As the rainy season approaches and fighting escalates in the country Oxfam is warning that time is running out to get help for fleeing refugees living in these remote villages.
"When the rains come, we will not be able to reach them with aid because the whole area will become inaccessible," explained Caroline Gluck, who is working for Oxfam in Liberia. "The clock is ticking to get people to safe and reachable areas."
She added that the influx of refugees is doubling the populations of some of the border villages and is placing an enormous strain on locals, who have little food and facilities themselves.
Gluck has interviewed some of those escaping Ivory Coast, among them Gustave Glawoulou, whose home town Blolequin came under attack from rebel forces. Gluck said he fled in the middle of the night with his five children when the gunfire started.
Glawoulou told Gluck he walked for four days with his family to reach the Liberian border. All they had to eat were things they found in the forest. Now, in a border village called Ponah, he says conditions are very tough.
"There are 35 of us living in one house; if it doesn't rain we can go outside but when it rains we stay inside crouched on a mat sitting upright -- there is no room to lie down," he told Gluck.
"We would like to leave this place because there are too many of us and it's getting worse by the day," Glawoulou told her. "After two or three months it could get very hard as people will start to get sicker because of the poor food and shelter."
CNN could not independently verify this account.
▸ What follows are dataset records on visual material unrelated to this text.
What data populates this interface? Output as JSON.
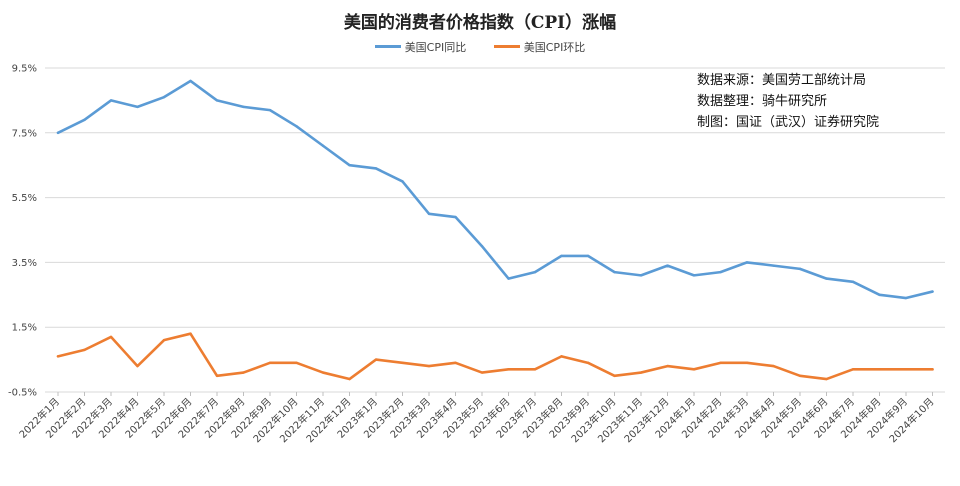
{
  "chart_data": {
    "type": "line",
    "title": "美国的消费者价格指数（CPI）涨幅",
    "xlabel": "",
    "ylabel": "",
    "categories": [
      "2022年1月",
      "2022年2月",
      "2022年3月",
      "2022年4月",
      "2022年5月",
      "2022年6月",
      "2022年7月",
      "2022年8月",
      "2022年9月",
      "2022年10月",
      "2022年11月",
      "2022年12月",
      "2023年1月",
      "2023年2月",
      "2023年3月",
      "2023年4月",
      "2023年5月",
      "2023年6月",
      "2023年7月",
      "2023年8月",
      "2023年9月",
      "2023年10月",
      "2023年11月",
      "2023年12月",
      "2024年1月",
      "2024年2月",
      "2024年3月",
      "2024年4月",
      "2024年5月",
      "2024年6月",
      "2024年7月",
      "2024年8月",
      "2024年9月",
      "2024年10月"
    ],
    "series": [
      {
        "name": "美国CPI同比",
        "color": "#5b9bd5",
        "values": [
          7.5,
          7.9,
          8.5,
          8.3,
          8.6,
          9.1,
          8.5,
          8.3,
          8.2,
          7.7,
          7.1,
          6.5,
          6.4,
          6.0,
          5.0,
          4.9,
          4.0,
          3.0,
          3.2,
          3.7,
          3.7,
          3.2,
          3.1,
          3.4,
          3.1,
          3.2,
          3.5,
          3.4,
          3.3,
          3.0,
          2.9,
          2.5,
          2.4,
          2.6
        ]
      },
      {
        "name": "美国CPI环比",
        "color": "#ed7d31",
        "values": [
          0.6,
          0.8,
          1.2,
          0.3,
          1.1,
          1.3,
          0.0,
          0.1,
          0.4,
          0.4,
          0.1,
          -0.1,
          0.5,
          0.4,
          0.3,
          0.4,
          0.1,
          0.2,
          0.2,
          0.6,
          0.4,
          0.0,
          0.1,
          0.3,
          0.2,
          0.4,
          0.4,
          0.3,
          0.0,
          -0.1,
          0.2,
          0.2,
          0.2,
          0.2
        ]
      }
    ],
    "yticks": [
      "-0.5%",
      "1.5%",
      "3.5%",
      "5.5%",
      "7.5%",
      "9.5%"
    ],
    "ylim": [
      -0.5,
      9.5
    ],
    "grid": true,
    "legend_position": "top-center"
  },
  "notes": [
    "数据来源：美国劳工部统计局",
    "数据整理：骑牛研究所",
    "制图：国证（武汉）证券研究院"
  ]
}
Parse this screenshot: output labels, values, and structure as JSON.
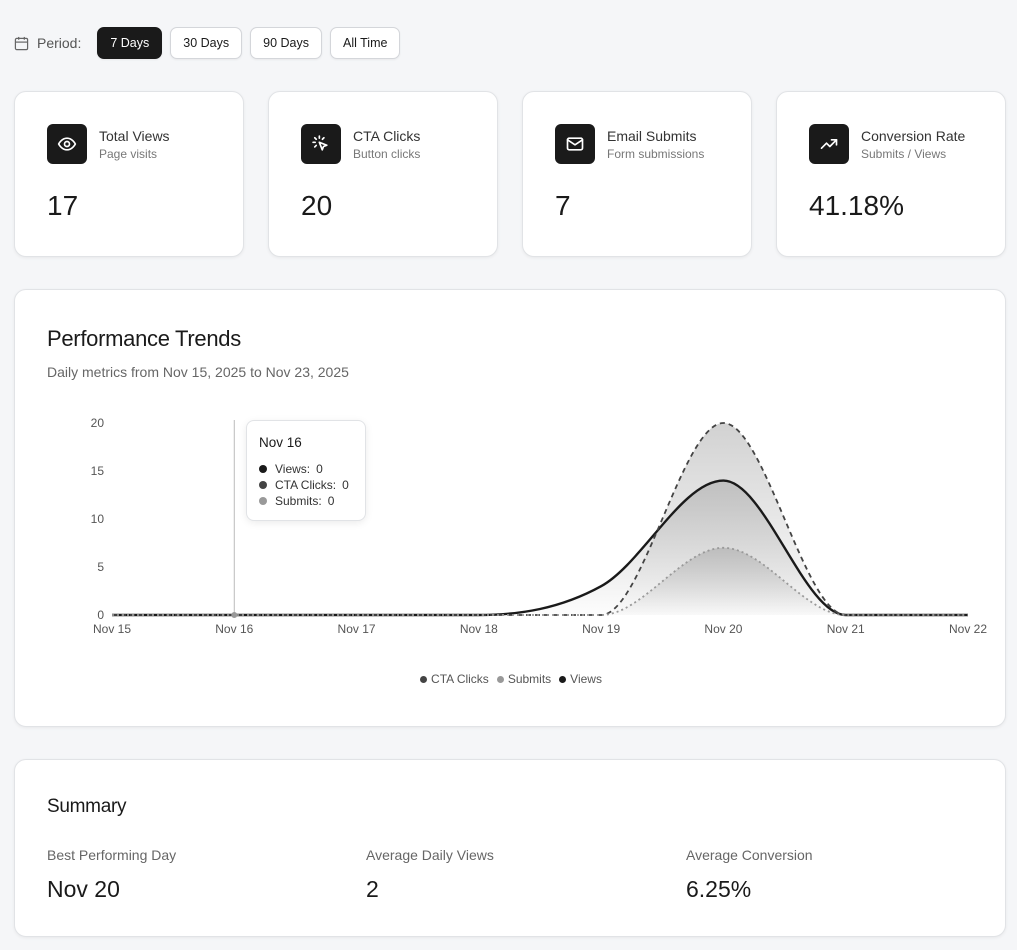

Gluck explained that many of the refugees have gone to the border villages because they are close to their homes and because they think they can find work there and lead relatively normal lives.
She says many are reluctant to go into camps where they feel there will be no economic opportunities.
The International Committee of the Red Cross is also working with Ivorian refugees in Liberia. It too warns that the growing number of refugees is putting a heavy burden on Liberian host communities and says it has registered more than 50 refugee children who have been separated from their parents.
Plan international, a children's organization working in Liberia, reports that some young people have been left traumatized by their experiences.
"All along the Liberia border in Nimba County, I met refugee children who couldn't smile and couldn't play. They were too shocked by all the violence they had seen," reported Berenger Berehoudougou, a Plan worker who has just returned from the Liberia and Ivory Coast border.
Plan also says that it's mostly women and children crossing the border from Ivory Coast. "I saw only a few men. I don't know what happened to the men and boys," Berehoudougou said.
"Some young people told me their brothers and fathers were fighting for one of the sides in the conflict in Ivory Coast. But no one seems sure of what is happening back in their home country," he added.
Gluck said another of the refugees she had spoken with was 15-year-old Stephane Ranhou, who had arrived in the small border village of Janzon, in south-eastern Liberia, with his younger sister Vanessa. Gluck said they had become separated from their parents and seven siblings as they escaped the fighting in Doku, and were now being fed by local families.
"The villagers have their own problems but they have been very generous opening their homes and giving shelter to refugees -- but there is a severe lack of food, shelter and medical care." Gluck said.